AgnostiqHQ / covalent-slurm-plugin

Executor plugin interfacing Covalent with Slurm
https://covalent.xyz
Apache License 2.0
27 stars 6 forks source link

Add an option, `use_srun: bool`, that can run the Python function without `srun` #62

Closed Andrew-S-Rosen closed 1 year ago

Andrew-S-Rosen commented 1 year ago

What should we add?

Currently, the Python file is always run with srun (with potentially some srun options). An example script might look like the following:

#!/bin/bash
#SBATCH --partition=debug
#SBATCH --account=matgen
#SBATCH --constraint=cpu
#SBATCH --job-name=covalent
#SBATCH --time=00:10:00
#SBATCH --parsable
#SBATCH --output=/global/cfs/cdirs/matgen/arosen/covalent10/stdout-7d947ff3-c38a-452c-a5b5-b03555510d5b-0.log
#SBATCH --error=/global/cfs/cdirs/matgen/arosen/covalent10/stderr-7d947ff3-c38a-452c-a5b5-b03555510d5b-0.log

source $HOME/.bashrc
conda activate covalent
retval=$?
if [ $retval -ne 0 ] ; then
  >&2 echo "Conda environment covalent is not present on the compute node. "  "Please create the environment and try again."
  exit 99
fi

remote_py_version=$(python -c "print('.'.join(map(str, __import__('sys').version_info[:2])))")
if [[ "3.9" != $remote_py_version ]] ; then
  >&2 echo "Python version mismatch. Please install Python 3.9 in the compute environment."
  exit 199
fi

srun \
python /global/cfs/cdirs/matgen/arosen/covalent10/script-7d947ff3-c38a-452c-a5b5-b03555510d5b-0.py

wait

However, as originally noted by my colleague @rwexler and confirmed by me, this can be problematic depending on the use case. For instance, in computational materials science, a common usage pattern is to use SLURM to submit a Python job. That Python job then does several things, including making calls to and running external codes. This is how the Atomic Simulation Environment (ASE) works, which is a tool highlighted in one of the tutorials. You can see an example of how that's done in practice here, if you're curious.

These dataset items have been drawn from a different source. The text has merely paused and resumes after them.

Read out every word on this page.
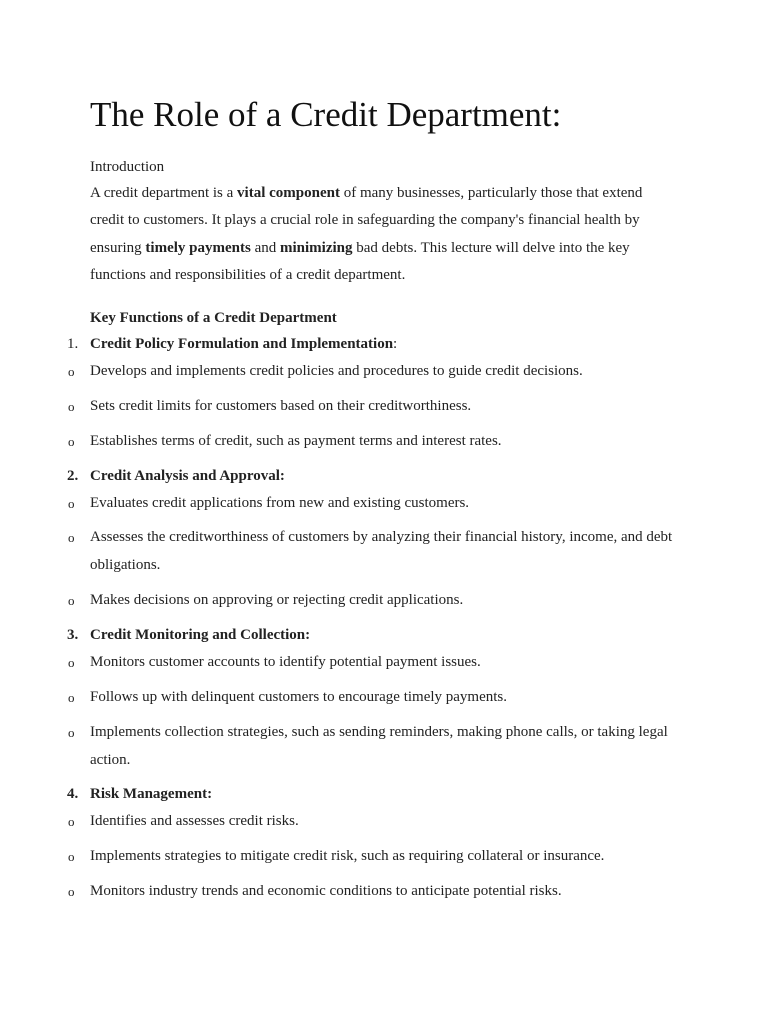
The Role of a Credit Department:
Introduction

A credit department is a vital component of many businesses, particularly those that extend credit to customers. It plays a crucial role in safeguarding the company's financial health by ensuring timely payments and minimizing bad debts. This lecture will delve into the key functions and responsibilities of a credit department.

Key Functions of a Credit Department
1. Credit Policy Formulation and Implementation:
o Develops and implements credit policies and procedures to guide credit decisions.
o Sets credit limits for customers based on their creditworthiness.
o Establishes terms of credit, such as payment terms and interest rates.
2. Credit Analysis and Approval:
o Evaluates credit applications from new and existing customers.
o Assesses the creditworthiness of customers by analyzing their financial history, income, and debt obligations.
o Makes decisions on approving or rejecting credit applications.
3. Credit Monitoring and Collection:
o Monitors customer accounts to identify potential payment issues.
o Follows up with delinquent customers to encourage timely payments.
o Implements collection strategies, such as sending reminders, making phone calls, or taking legal action.
4. Risk Management:
o Identifies and assesses credit risks.
o Implements strategies to mitigate credit risk, such as requiring collateral or insurance.
o Monitors industry trends and economic conditions to anticipate potential risks.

The problem with this approach as a general rule is that if the pickled Python function at some point launches an external, parallel code with srun or mpirun, you now have nested parallelism and you can get very unintended behavior when running on multiple cores/nodes. We want to provide the user a way in which they can have Covalent simply do python <NameOfJob.py> without srun while still launching the workflow as a SLURM job so that the proper resources are reserved. I propose introducing a new kwarg named use_srun: bool, which has a default value of True but can be set to False.

I understand that this usage pattern might be difficult to visualize, so I can definitely explain further. It's a subtle but incredibly important usage pattern though!

Describe alternatives you've considered.

There are no possible alternatives other than cloning the plugin and modifying the line or not using entire software ecosystems like ASE altogether with Covalent.